ESA-SRB-AOTA 2019

Structural properties of a prehistoric human skeleton found in Malaysia (#521)

Ima Nirwana Soelaiman 1 , Kok-Yong Chin 1 , Elvy S Mohd. Ramli 2 , Faridah Mohd. Nor 3 , Zuliskandar Ramli 4
  1. Dept. of Pharmacology, Faculty of Medicine, Universiti Kebangsaan Malaysia, Kuala Lumpur, FT, Malaysia
  2. Department. of Anatomy, Faculty of Medicine, Universiti Kebangsaan Malaysia, Cheras, Wilayah Persekutuan, Malaysia
  3. Dept. of Pathology, Faculty of Medicine, Universiti Kebangsaan Malaysia, Kuala Lumpur, FT, Malaysia
  4. Institute of the Malay World and Civilisation, Universiti Kebangsaan Malaysia, Bangi, Selangor, Malaysia

Background: The limestone caves and rock shelters of the Nenggiri Valley in the state of Kelantan are sites of archaeological excavation since early 20th century. Recently, in November 2018, an almost complete female skeleton was uncovered in Gua Chawan, one of the caves in the Nenggiri Valley. Her age was estimated to be in the mid-thirties based on dental examination. The skeleton was carbon-dated by Beta Analytics, USA to be around  8000 years old, i.e. corresponding to the early Mesolithic period. No study on the structural properties of prehistoric Malaysian skeletal remains have ever been done. Objective: Our objective was to determine the mineral content, density, and microarchitecture of this prehistoric skeleton and compare it with modern human skeletons.

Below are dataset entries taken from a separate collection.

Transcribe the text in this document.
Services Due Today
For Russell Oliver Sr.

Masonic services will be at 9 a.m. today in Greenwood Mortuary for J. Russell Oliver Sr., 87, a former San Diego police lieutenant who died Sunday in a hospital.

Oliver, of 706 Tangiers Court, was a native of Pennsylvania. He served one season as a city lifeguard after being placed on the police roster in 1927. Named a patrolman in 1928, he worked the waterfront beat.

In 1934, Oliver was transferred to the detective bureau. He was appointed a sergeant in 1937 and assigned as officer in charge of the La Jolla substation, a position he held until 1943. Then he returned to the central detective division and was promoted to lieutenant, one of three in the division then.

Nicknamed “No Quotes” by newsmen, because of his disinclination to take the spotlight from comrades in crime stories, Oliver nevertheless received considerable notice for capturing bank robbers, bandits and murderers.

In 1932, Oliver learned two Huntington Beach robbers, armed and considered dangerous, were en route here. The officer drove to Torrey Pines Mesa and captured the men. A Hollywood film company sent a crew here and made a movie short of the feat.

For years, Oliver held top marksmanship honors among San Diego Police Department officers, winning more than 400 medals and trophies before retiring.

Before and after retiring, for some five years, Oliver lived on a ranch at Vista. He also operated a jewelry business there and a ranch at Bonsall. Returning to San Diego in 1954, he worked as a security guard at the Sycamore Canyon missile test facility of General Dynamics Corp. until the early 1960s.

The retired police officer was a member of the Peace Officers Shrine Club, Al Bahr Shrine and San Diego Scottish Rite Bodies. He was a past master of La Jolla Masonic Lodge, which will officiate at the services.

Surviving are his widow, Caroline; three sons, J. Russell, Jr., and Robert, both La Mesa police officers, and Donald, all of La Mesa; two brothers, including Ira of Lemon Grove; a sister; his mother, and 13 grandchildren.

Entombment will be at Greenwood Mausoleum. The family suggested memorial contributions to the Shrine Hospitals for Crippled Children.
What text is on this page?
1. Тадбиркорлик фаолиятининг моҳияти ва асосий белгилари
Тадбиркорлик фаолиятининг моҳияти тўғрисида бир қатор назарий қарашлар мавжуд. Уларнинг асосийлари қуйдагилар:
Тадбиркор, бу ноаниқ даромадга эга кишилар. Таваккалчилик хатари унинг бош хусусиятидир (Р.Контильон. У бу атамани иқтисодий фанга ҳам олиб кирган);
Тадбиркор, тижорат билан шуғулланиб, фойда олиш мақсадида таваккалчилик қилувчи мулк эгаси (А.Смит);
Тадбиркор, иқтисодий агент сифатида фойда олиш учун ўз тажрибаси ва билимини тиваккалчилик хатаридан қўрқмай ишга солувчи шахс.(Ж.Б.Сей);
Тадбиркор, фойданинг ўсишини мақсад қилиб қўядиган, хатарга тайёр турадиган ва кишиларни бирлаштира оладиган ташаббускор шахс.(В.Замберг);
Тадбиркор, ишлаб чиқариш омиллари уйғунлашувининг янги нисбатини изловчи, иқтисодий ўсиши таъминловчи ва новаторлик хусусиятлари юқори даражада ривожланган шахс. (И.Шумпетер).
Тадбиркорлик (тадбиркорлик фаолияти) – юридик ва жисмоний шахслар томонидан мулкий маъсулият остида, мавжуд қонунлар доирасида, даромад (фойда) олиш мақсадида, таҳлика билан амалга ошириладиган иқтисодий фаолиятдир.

Methodology: The right humerus from the prehistoric skeleton was compared with 6 modern humeri obtained from the Anatomy Department. The humeri were weighed and measured. Bone mineral content and density were measured using Dual-Energy X-Ray Absorptiometer (DXA). Bone microstructure was determined using micro Computed Tomography (microCT). Results: Amongst the 7 humeri studied, the prehistoric humerus was the second longest, but second lightest in weight. The bone mineral density (BMD) was the second highest. MicroCT scan was done on the prehistoric humerus and two other humeri with almost similar BMD. MicroCT data showed that the prehistoric humerus had higher bone volume and trabecular number, while the trabecular separation was the smallest. Conclusion: The prehistoric skeleton was more dense than the modern bones, maybe due to the higher levels of physical activity and healthier, more organic nutritional intake of that time period. Limitations: Only one prehistoric skeleton was available for study, while the age and gender of the modern humeri were not known. Other factors related to the environment in the cave and length of time the skeleton was there were not considered.